Gold Bullion continued to fall in Asia and London on Wednesday morning, trading 2.8% below Tuesday's new record high of $1430 per ounce as base metals and agricultural commodities dropped and global stock markets stalled.
Crude oil fell hard from yesterday's new two-year highs, but major-economy government bonds also fell further, extending Tuesday's sharp losses and driving 10-year US Treasury yields above 3.20% even as the US Dollar rallied sharply on the forex market.
Spot-market Silver Bullion prices lost more than 7% from yesterday's new 30-year high above $30.70 per ounce.
The Gold Price in Euros unwound the last of Monday's 1.9% surge to new record highs, trading back at last week's finish beneath €33,900 per kilo, while the single currency dipped below $1.32 on the forex market.
“Investors [in base metals] are clearly taking profits after the latest high-altitude flight,” reckons Commerzbank's commodities team.
"Liquidity is drying up before year-end, so even the most buoyant of asset classes, such as Gold Bullion, are affected,” says Jamie Spiteri, head of trading at Sydney's Shaw Stockbroking.
"Some investors who have sold their gold are buying back,” a Hong Kong dealer told Reuters on Wednesday.
"We don't see many people selling scrap gold.”
Scheduled to sell €5 billion in new government debt today, Berlin saw the yield on 10-year German Bunds rise to a 7-month high above 3.00% this morning.
Irish 10-year bond yields held steady above 8%, as the Dublin government won the first vote on its austerity budget announced Tuesday – needed to secure €85bn of emergency finance from Ireland's EU partners and the Washington-based IMF amid what finance minister Lenihan calls the “worst crisis in our history.”
Ten-year UK gilts also fell again in price, pushing their yield to new buyers above 3.50% for the first time since June.
US Treasury bonds fell further too, as the tax-cut and jobless benefit extensions agreed by President Obama and Republican lawmakers late Monday night were estimated at “between $700 billion and $800 billion if ultimately signed into law” according to CNN Money.
“[Coming as] Obama’s deficit panel is trying to find ways to cut the $1.3trn budget deficit, [this] encourages the view that the Administration and Congress are not really interested in reducing the deficit,” says Steven Barrow, chief currency strategist at Standard Bank.
“The Eurozone seems to be in a very different place with its over-zealous deficit-reduction ambitions. [But] one cost of this...is the prospect of haircuts on future debt as policymakers try to shift the burden [of repayments] away from taxpayers.”
Back in the Gold Bullion market, “Record highs gave way to massive liquidation on Tuesday,” notes a London precious metals desk today, “as New York turned a seller of bonds and commodities.”

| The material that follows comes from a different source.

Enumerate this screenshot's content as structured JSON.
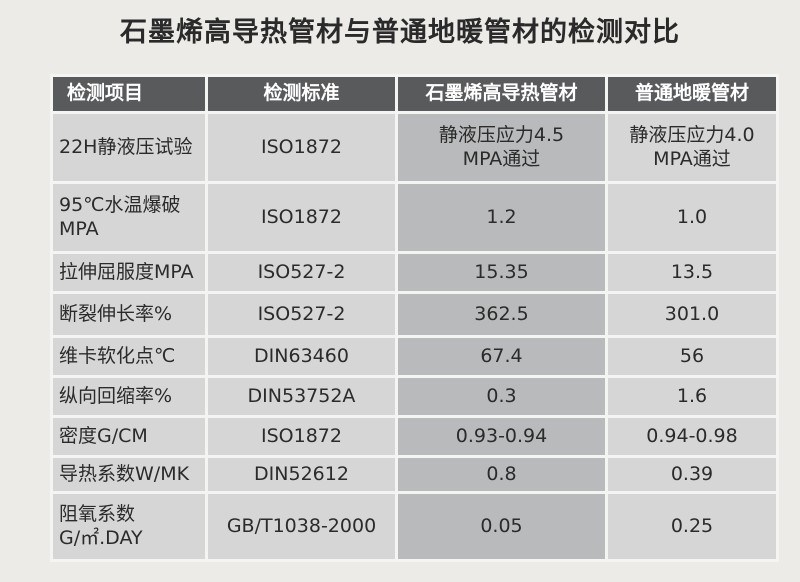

The jump in 10-year US Treasury yields to 3.00% and above “was a good enough reason to liquidate positions heading into year end and the selling momentum [in Gold Bullion ] was massive.”
Ten-year US Treasury bond yields today rose 3.25%, their highest level since June.
“After years of conveniently ignoring the issue and instead focusing efforts on pulverizing the Euro area, there appears to be a realization that the US has a massive Federal debt problem,” says Marc Ostwald at Monument Securities in London.
Calling the Eurozone debt crisis a “work in progress”, Ostwald believes that “A test of the 30-year downtrend [in US bond yields and thus interest rates] looks likely to be broken, and a run up to test 5.0% [on the 10-year] will mark the start of a long-term bear trend [in bond prices]...not only in the USA but around most of the G7 and Eurozone.”